Will Hand-Picking of Grapes Soon Be a Thing of the Past?

    Leaders in the grape and wine industry from around the nation and the world gathered recently in Missouri.

     The overwhelming message at the 23rd annual Midwest Grape & Wine Conference at the Lake of the Ozarks, according to Brownfield Ag News, was for producers to be ready for continued labor shortages.

     Keith Striegler, the director of the University of Missouri’s Institute for Continental Climate Viticulture and Enology, says a new state law in Oklahoma that holds growers liable for unknowingly hiring undocumented workers has had a “chilling” effect. So, grape growers, large and small, need to be ready with mechanization.

     “Going to mechanization, there may be fewer jobs, but there will be higher paying jobs and more stable jobs,” Striegler said.

     Dr.
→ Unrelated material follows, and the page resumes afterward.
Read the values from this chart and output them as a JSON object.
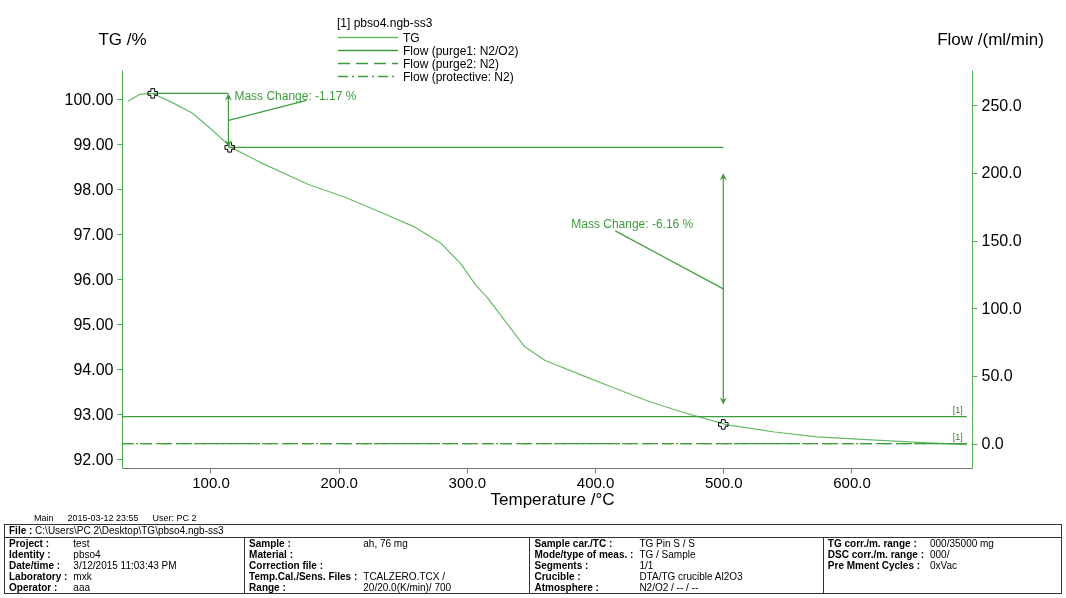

Cesare Intrieri, the professor of viticulture at the University of Bologne in Italy, says mechanization has been in use in his country for 30 years, and the U.S. wine industry has the same problems as Europe – labor shortages and higher labor costs.

     “If the industry stands to increase the size of the vineyards, there will be more and more necessity for mechanization,” Intrieri said.

     He and other experts at the Midwest Grape Conference say mechanization increases the efficiency of pruning, harvesting and canopy management for grape growers, but does not completely replace human labor.

     The importance of crop insurance also was a topic for grape growers, as was the 2008 Farm Bill, which has provisions for expanding specialty crop markets and funding for research. Whether those provisions will remain in the final version remains to be seen.